At the time we didn’t know what was going to happen to the record. We didn’t know if we was going to use this for a interlude or what we was going to do. Pharrell had the song for a couple months. We were like, if we're going to get Pharrell on here, we might as well get Pusta T on here. So I reached out and he liked it, so him and Pharrell knocked it out at the same time and sent it back. Everybody was into the record. Casino was there when Future first did the hook. Future just did a quick hook and just left the studio and we went to the club. We didn’t even think it was nothing crazy or anything, but when we left, Casino had went into the studio and got on it. His verses were dope so I added him onto the song. Now we have "Move That Dope" and everybody likes it, its been getting great responses.


On Executive Producing Honest
Mike WiLL Made It: Honest is going to be a classic album. We went into the studio, and the approach we took on this album is that we have to make this a new classic. This is his moment in hip-hop. When T.I.'s I’m Serious came out, it got overlooked, but it’s a classic album. When Trap Muzik came out it was even harder, but you can see the growth. With anyone’s sophomore album you want to see the growth. It tends to be their moment in hip-hop. Everybody has their moment where they drop their classic album that changed the game. With this album right here, we just feel like this is the album that can change the game. This is Future’s moment in hip-hop where he can change the game; trend-setting type of stuff. When you go into the club now, you generally hear artists sounding like Future or producers sounding like Mike WiLL. It’s all about creating new sounds and making a classic album.
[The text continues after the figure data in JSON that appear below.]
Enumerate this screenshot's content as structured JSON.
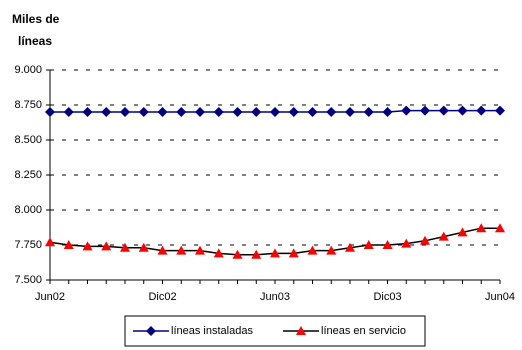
{
  "chart_data": {
    "type": "line",
    "title_lines": [
      "Miles de",
      "líneas"
    ],
    "categories": [
      "Jun02",
      null,
      null,
      null,
      null,
      null,
      "Dic02",
      null,
      null,
      null,
      null,
      null,
      "Jun03",
      null,
      null,
      null,
      null,
      null,
      "Dic03",
      null,
      null,
      null,
      null,
      null,
      "Jun04"
    ],
    "series": [
      {
        "name": "líneas instaladas",
        "color": "#000080",
        "line_color": "#000080",
        "marker": "diamond",
        "values": [
          8700,
          8700,
          8700,
          8700,
          8700,
          8700,
          8700,
          8700,
          8700,
          8700,
          8700,
          8700,
          8700,
          8700,
          8700,
          8700,
          8700,
          8700,
          8700,
          8710,
          8710,
          8710,
          8710,
          8710,
          8710
        ]
      },
      {
        "name": "líneas en servicio",
        "color": "#ff0000",
        "line_color": "#000000",
        "marker": "triangle",
        "values": [
          7770,
          7750,
          7740,
          7740,
          7730,
          7730,
          7710,
          7710,
          7710,
          7690,
          7680,
          7680,
          7690,
          7690,
          7710,
          7710,
          7730,
          7750,
          7750,
          7760,
          7780,
          7810,
          7840,
          7870,
          7870
        ]
      }
    ],
    "ylim": [
      7500,
      9000
    ],
    "yticks": [
      {
        "value": 7500,
        "label": "7.500"
      },
      {
        "value": 7750,
        "label": "7.750"
      },
      {
        "value": 8000,
        "label": "8.000"
      },
      {
        "value": 8250,
        "label": "8.250"
      },
      {
        "value": 8500,
        "label": "8.500"
      },
      {
        "value": 8750,
        "label": "8.750"
      },
      {
        "value": 9000,
        "label": "9.000"
      }
    ],
    "grid": true,
    "legend": "bottom"
  }
}
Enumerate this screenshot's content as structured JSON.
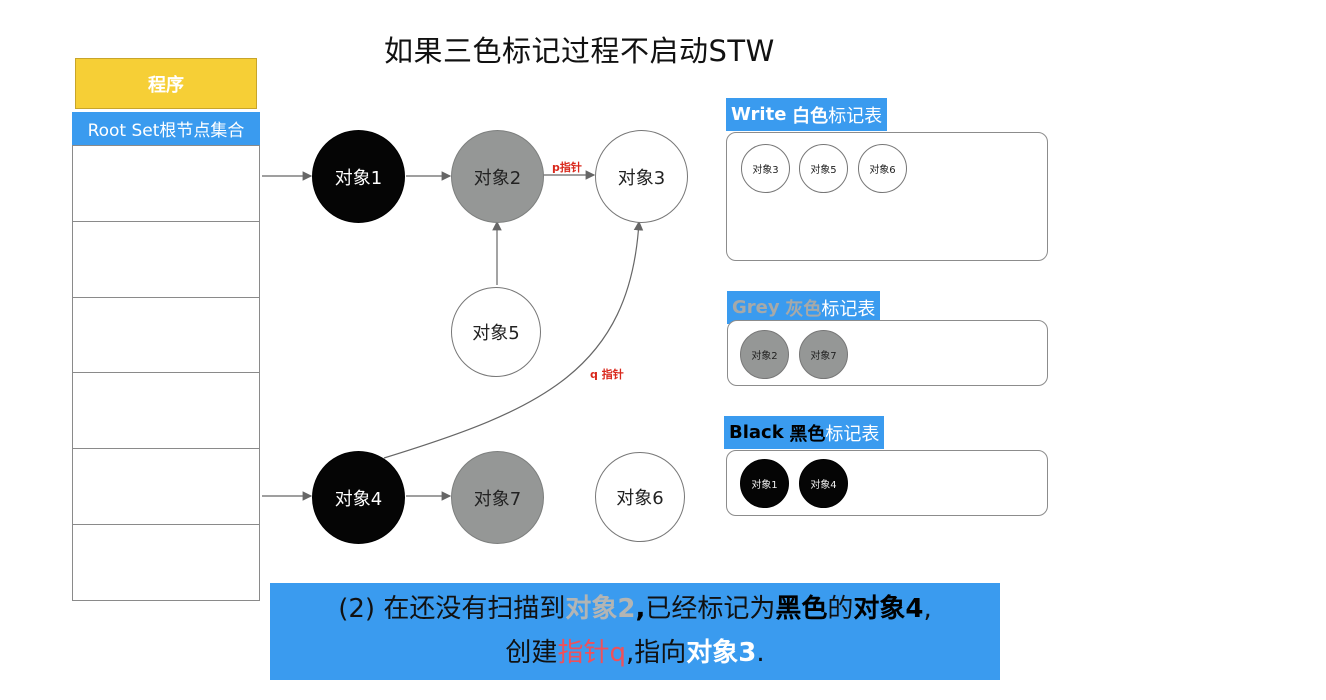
{
  "title": "如果三色标记过程不启动STW",
  "program": {
    "label": "程序"
  },
  "root_set": {
    "label": "Root Set根节点集合"
  },
  "nodes": {
    "obj1": "对象1",
    "obj2": "对象2",
    "obj3": "对象3",
    "obj4": "对象4",
    "obj5": "对象5",
    "obj6": "对象6",
    "obj7": "对象7"
  },
  "edge_labels": {
    "p": "p指针",
    "q": "q 指针"
  },
  "tables": {
    "white": {
      "keyword": "Write",
      "color_word": "白色",
      "suffix": "标记表",
      "items": [
        "对象3",
        "对象5",
        "对象6"
      ]
    },
    "grey": {
      "keyword": "Grey",
      "color_word": "灰色",
      "suffix": "标记表",
      "items": [
        "对象2",
        "对象7"
      ]
    },
    "black": {
      "keyword": "Black",
      "color_word": "黑色",
      "suffix": "标记表",
      "items": [
        "对象1",
        "对象4"
      ]
    }
  },
  "caption": {
    "p1": "(2) 在还没有扫描到",
    "p2": "对象2",
    "p3": ",",
    "p4": "已经标记为",
    "p5": "黑色",
    "p6": "的",
    "p7": "对象4",
    "p8": ",",
    "p9": "创建",
    "p10": "指针q",
    "p11": ",指向",
    "p12": "对象3",
    "p13": "."
  },
  "colors": {
    "accent_blue": "#3a9bef",
    "program_yellow": "#f6cf36",
    "grey_node": "#959796",
    "pointer_red": "#d9281c"
  }
}
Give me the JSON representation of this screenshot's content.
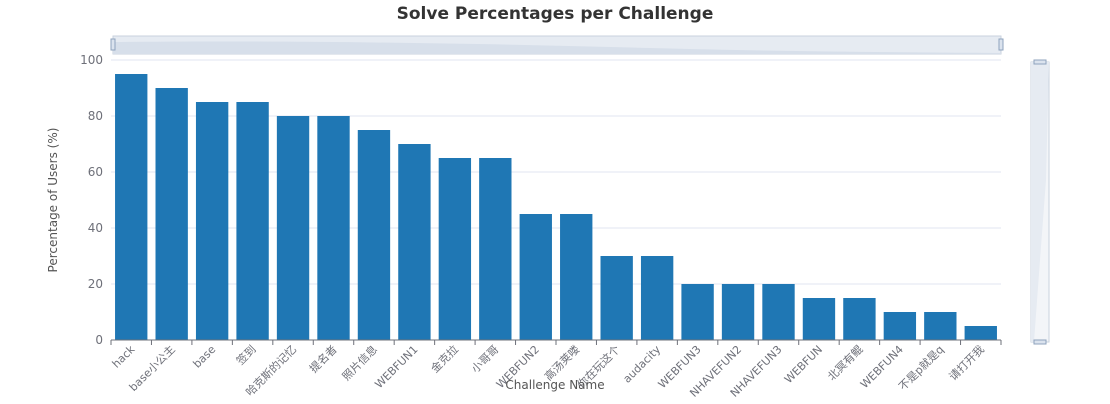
{
  "chart_data": {
    "type": "bar",
    "title": "Solve Percentages per Challenge",
    "xlabel": "Challenge Name",
    "ylabel": "Percentage of Users (%)",
    "ylim": [
      0,
      100
    ],
    "yticks": [
      0,
      20,
      40,
      60,
      80,
      100
    ],
    "grid": true,
    "categories": [
      "hack",
      "base小公主",
      "base",
      "签到",
      "哈克斯的记忆",
      "提名者",
      "照片信息",
      "WEBFUN1",
      "金克拉",
      "小哥哥",
      "WEBFUN2",
      "高汤荚喽",
      "你在玩这个",
      "audacity",
      "WEBFUN3",
      "NHAVEFUN2",
      "NHAVEFUN3",
      "WEBFUN",
      "北冥有鲲",
      "WEBFUN4",
      "不是p就是q",
      "请打开我"
    ],
    "values": [
      95,
      90,
      85,
      85,
      80,
      80,
      75,
      70,
      65,
      65,
      45,
      45,
      30,
      30,
      20,
      20,
      20,
      15,
      15,
      10,
      10,
      5
    ],
    "colors": {
      "bar": "#1f77b4",
      "axis": "#6e7079",
      "grid": "#e0e6f1",
      "slider_fill": "#e6ebf2",
      "slider_border": "#b5c2d3"
    },
    "zoom_sliders": [
      "horizontal-top",
      "vertical-right"
    ]
  }
}
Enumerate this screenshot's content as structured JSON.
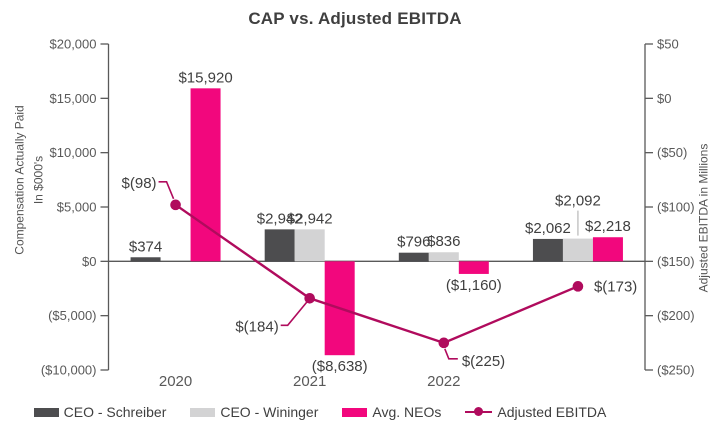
{
  "title": "CAP vs. Adjusted EBITDA",
  "left_axis": {
    "title_lines": [
      "Compensation Actually Paid",
      "In $000's"
    ],
    "ticks": [
      "$20,000",
      "$15,000",
      "$10,000",
      "$5,000",
      "$0",
      "($5,000)",
      "($10,000)"
    ]
  },
  "right_axis": {
    "title": "Adjusted EBITDA in Millions",
    "ticks": [
      "$50",
      "$0",
      "($50)",
      "($100)",
      "($150)",
      "($200)",
      "($250)"
    ]
  },
  "legend": {
    "items": [
      {
        "label": "CEO - Schreiber",
        "swatch": "bar",
        "color": "#4D4D4F"
      },
      {
        "label": "CEO - Wininger",
        "swatch": "bar",
        "color": "#D3D3D4"
      },
      {
        "label": "Avg. NEOs",
        "swatch": "bar",
        "color": "#F2077D"
      },
      {
        "label": "Adjusted EBITDA",
        "swatch": "line-dot",
        "color": "#B00B5D"
      }
    ]
  },
  "chart_data": {
    "type": "bar-line-combo",
    "categories": [
      "2020",
      "2021",
      "2022",
      ""
    ],
    "left_axis_label": "Compensation Actually Paid In $000's",
    "right_axis_label": "Adjusted EBITDA in Millions",
    "left_axis_range": [
      -10000,
      20000
    ],
    "right_axis_range": [
      -250,
      50
    ],
    "grid": false,
    "legend_position": "bottom",
    "series": [
      {
        "name": "CEO - Schreiber",
        "type": "bar",
        "axis": "left",
        "color": "#4D4D4F",
        "values": [
          374,
          2942,
          796,
          2062
        ],
        "labels": [
          "$374",
          "$2,942",
          "$796",
          "$2,062"
        ]
      },
      {
        "name": "CEO - Wininger",
        "type": "bar",
        "axis": "left",
        "color": "#D3D3D4",
        "values": [
          null,
          2942,
          836,
          2092
        ],
        "labels": [
          null,
          "$2,942",
          "$836",
          "$2,092"
        ]
      },
      {
        "name": "Avg. NEOs",
        "type": "bar",
        "axis": "left",
        "color": "#F2077D",
        "values": [
          15920,
          -8638,
          -1160,
          2218
        ],
        "labels": [
          "$15,920",
          "($8,638)",
          "($1,160)",
          "$2,218"
        ]
      },
      {
        "name": "Adjusted EBITDA",
        "type": "line",
        "axis": "right",
        "color": "#B00B5D",
        "values": [
          -98,
          -184,
          -225,
          -173
        ],
        "labels": [
          "$(98)",
          "$(184)",
          "$(225)",
          "$(173)"
        ]
      }
    ],
    "annotations": {
      "raised_bar_label": {
        "series_index": 1,
        "category_index": 3
      }
    }
  }
}
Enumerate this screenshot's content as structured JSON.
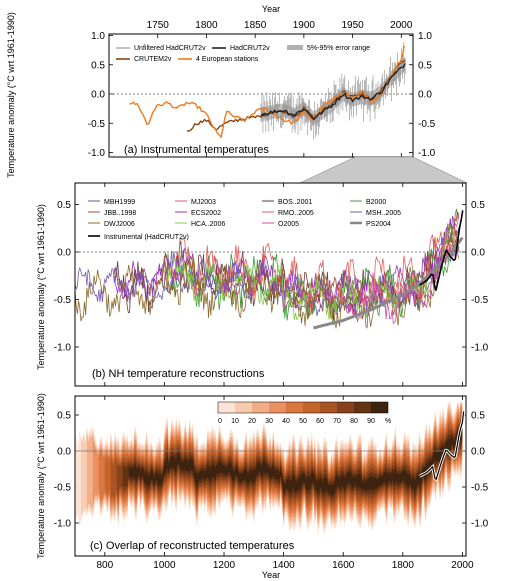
{
  "figure": {
    "top_axis_label": "Year",
    "bottom_axis_label": "Year",
    "ylabel": "Temperature anomaly  (°C wrt 1961-1990)"
  },
  "chart_data": [
    {
      "type": "line",
      "panel": "a",
      "title": "(a) Instrumental temperatures",
      "xlabel": "Year",
      "ylabel": "Temperature anomaly  (°C wrt 1961-1990)",
      "xlim": [
        1700,
        2012
      ],
      "ylim": [
        -1.0,
        1.0
      ],
      "x_ticks": [
        1750,
        1800,
        1850,
        1900,
        1950,
        2000
      ],
      "x_tick_labels": [
        "1750",
        "1800",
        "1850",
        "1900",
        "1950",
        "2000"
      ],
      "y_ticks": [
        1.0,
        0.5,
        0.0,
        -0.5,
        -1.0
      ],
      "y_tick_labels": [
        "1.0",
        "0.5",
        "0.0",
        "-0.5",
        "-1.0"
      ],
      "legend": [
        {
          "label": "Unfiltered HadCRUT2v",
          "color": "#9a9a9a"
        },
        {
          "label": "HadCRUT2v",
          "color": "#222222"
        },
        {
          "label": "5%-95% error range",
          "color": "#b0b0b0"
        },
        {
          "label": "CRUTEM2v",
          "color": "#8b4513"
        },
        {
          "label": "4 European stations",
          "color": "#f07a1a"
        }
      ],
      "series": [
        {
          "name": "HadCRUT2v",
          "color": "#222222",
          "x": [
            1856,
            1870,
            1880,
            1890,
            1900,
            1910,
            1920,
            1930,
            1940,
            1950,
            1960,
            1970,
            1980,
            1990,
            2000,
            2004
          ],
          "y": [
            -0.35,
            -0.3,
            -0.28,
            -0.36,
            -0.25,
            -0.42,
            -0.3,
            -0.18,
            0.0,
            -0.1,
            -0.05,
            -0.08,
            0.05,
            0.28,
            0.45,
            0.52
          ]
        },
        {
          "name": "CRUTEM2v",
          "color": "#8b4513",
          "x": [
            1780,
            1790,
            1800,
            1810,
            1820,
            1830,
            1840,
            1850,
            1860,
            1870,
            1880,
            1890,
            1900,
            1910,
            1920,
            1930,
            1940,
            1950,
            1960,
            1970,
            1980,
            1990,
            2000,
            2004
          ],
          "y": [
            -0.65,
            -0.5,
            -0.45,
            -0.6,
            -0.5,
            -0.45,
            -0.42,
            -0.4,
            -0.35,
            -0.3,
            -0.3,
            -0.38,
            -0.25,
            -0.4,
            -0.28,
            -0.15,
            0.05,
            -0.05,
            0.0,
            -0.1,
            0.08,
            0.3,
            0.55,
            0.6
          ]
        },
        {
          "name": "4 European stations",
          "color": "#f07a1a",
          "x": [
            1721,
            1730,
            1740,
            1745,
            1750,
            1760,
            1770,
            1780,
            1790,
            1800,
            1810,
            1815,
            1820,
            1830,
            1840,
            1850,
            1860,
            1870,
            1880,
            1890,
            1900,
            1910,
            1920,
            1930,
            1940,
            1950,
            1960,
            1970,
            1980,
            1990,
            2000,
            2004
          ],
          "y": [
            -0.15,
            -0.18,
            -0.55,
            -0.3,
            -0.2,
            -0.15,
            -0.25,
            -0.15,
            -0.2,
            -0.35,
            -0.65,
            -0.75,
            -0.3,
            -0.4,
            -0.45,
            -0.3,
            -0.25,
            -0.35,
            -0.45,
            -0.5,
            -0.3,
            -0.45,
            -0.2,
            -0.1,
            0.05,
            -0.1,
            0.05,
            -0.15,
            0.0,
            0.3,
            0.6,
            0.9
          ]
        }
      ]
    },
    {
      "type": "line",
      "panel": "b",
      "title": "(b) NH temperature reconstructions",
      "xlabel": "",
      "ylabel": "Temperature anomaly  (°C wrt 1961-1990)",
      "xlim": [
        700,
        2012
      ],
      "ylim": [
        -1.3,
        0.7
      ],
      "y_ticks": [
        0.5,
        0.0,
        -0.5,
        -1.0
      ],
      "y_tick_labels": [
        "0.5",
        "0.0",
        "-0.5",
        "-1.0"
      ],
      "x_ticks": [
        800,
        1000,
        1200,
        1400,
        1600,
        1800,
        2000
      ],
      "legend": [
        {
          "label": "MBH1999",
          "color": "#5a5ab4"
        },
        {
          "label": "MJ2003",
          "color": "#e05a5a"
        },
        {
          "label": "BOS..2001",
          "color": "#6b3a3a"
        },
        {
          "label": "B2000",
          "color": "#3aa03a"
        },
        {
          "label": "JBB..1998",
          "color": "#a04a4a"
        },
        {
          "label": "ECS2002",
          "color": "#9b30c8"
        },
        {
          "label": "RMO..2005",
          "color": "#e06060"
        },
        {
          "label": "MSH..2005",
          "color": "#7a5ab4"
        },
        {
          "label": "DWJ2006",
          "color": "#8c6a2a"
        },
        {
          "label": "HCA..2006",
          "color": "#8bc84b"
        },
        {
          "label": "O2005",
          "color": "#d44aa0"
        },
        {
          "label": "PS2004",
          "color": "#888888"
        },
        {
          "label": "Instrumental (HadCRUT2v)",
          "color": "#000000"
        }
      ],
      "series": [
        {
          "name": "PS2004",
          "color": "#888888",
          "x": [
            1500,
            1600,
            1700,
            1800,
            1850,
            1900,
            1950,
            2000
          ],
          "y": [
            -0.8,
            -0.72,
            -0.6,
            -0.45,
            -0.35,
            -0.2,
            -0.05,
            0.15
          ]
        },
        {
          "name": "Instrumental (HadCRUT2v)",
          "color": "#000000",
          "x": [
            1856,
            1880,
            1900,
            1910,
            1930,
            1945,
            1960,
            1975,
            1990,
            2000,
            2004
          ],
          "y": [
            -0.35,
            -0.3,
            -0.22,
            -0.42,
            -0.15,
            0.02,
            -0.05,
            -0.1,
            0.25,
            0.4,
            0.55
          ]
        }
      ]
    },
    {
      "type": "heatmap",
      "panel": "c",
      "title": "(c) Overlap of reconstructed temperatures",
      "xlabel": "Year",
      "ylabel": "Temperature anomaly  (°C wrt 1961-1990)",
      "xlim": [
        700,
        2012
      ],
      "ylim": [
        -1.5,
        0.7
      ],
      "x_ticks": [
        800,
        1000,
        1200,
        1400,
        1600,
        1800,
        2000
      ],
      "x_tick_labels": [
        "800",
        "1000",
        "1200",
        "1400",
        "1600",
        "1800",
        "2000"
      ],
      "y_ticks": [
        0.5,
        0.0,
        -0.5,
        -1.0
      ],
      "y_tick_labels": [
        "0.5",
        "0.0",
        "-0.5",
        "-1.0"
      ],
      "colorbar": {
        "tick_labels": [
          "0",
          "10",
          "20",
          "30",
          "40",
          "50",
          "60",
          "70",
          "80",
          "90",
          "%"
        ],
        "colors": [
          "#fce4d4",
          "#f8cbb0",
          "#f2ad87",
          "#e98f60",
          "#d9773f",
          "#c4642c",
          "#a85324",
          "#86421c",
          "#633314",
          "#3c2410"
        ]
      }
    }
  ]
}
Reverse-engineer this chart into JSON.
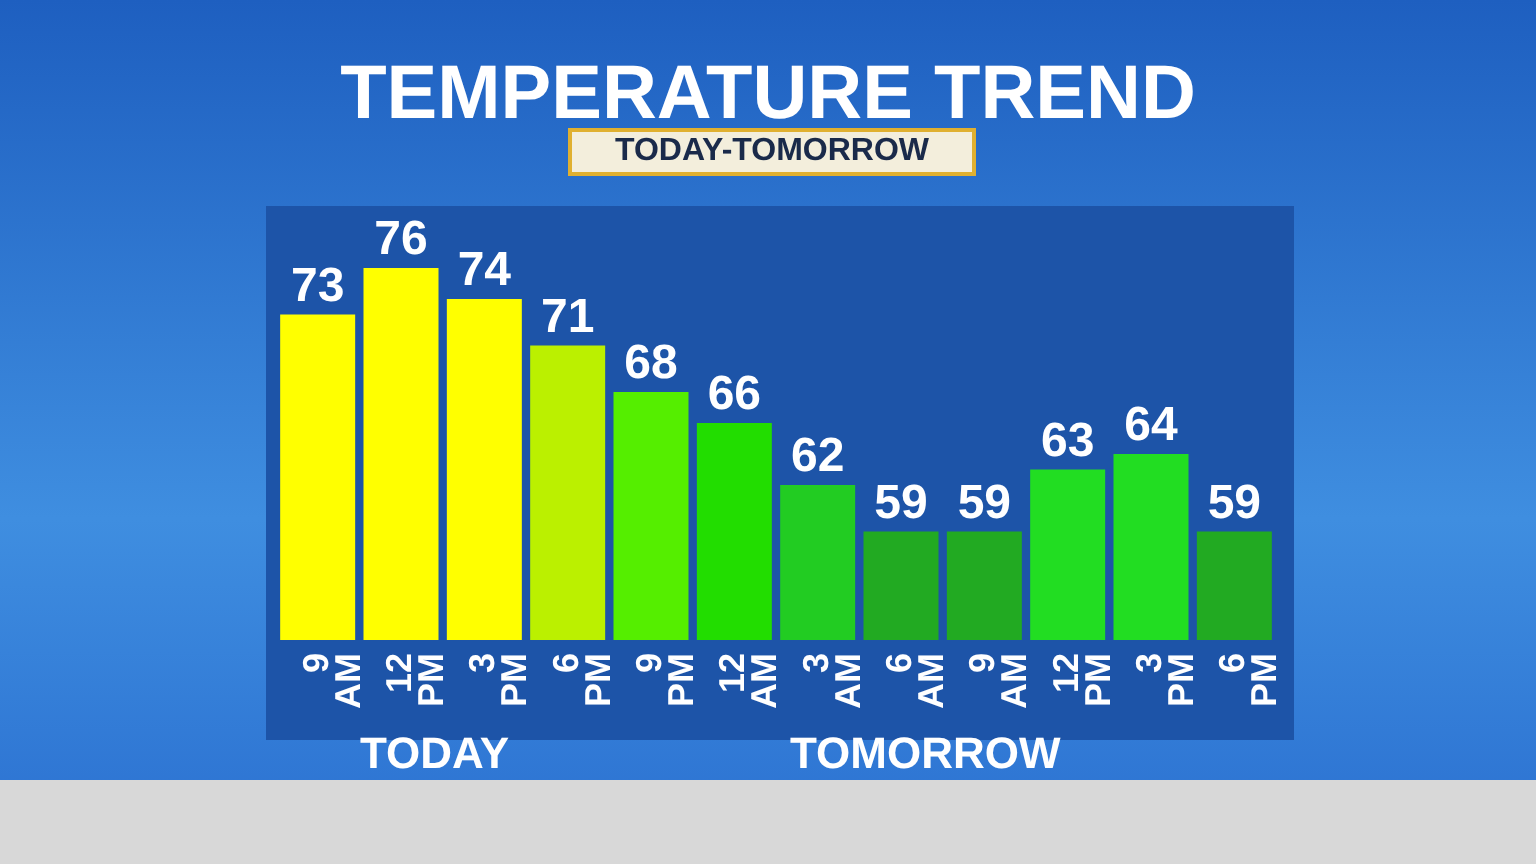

On His Confidence In Honest
Mike WiLL Made It: Because we worked really hard, it’s a classic to me. It’s a classic to Future, and that's where it starts. It starts with us creating the music. When it comes out, everybody is going to have their own opinion. To Future’s fans that appreciate his music and like dope music and understand him, this is definitely a classic future album. I’ve been around all his products. This album is way better than Pluto.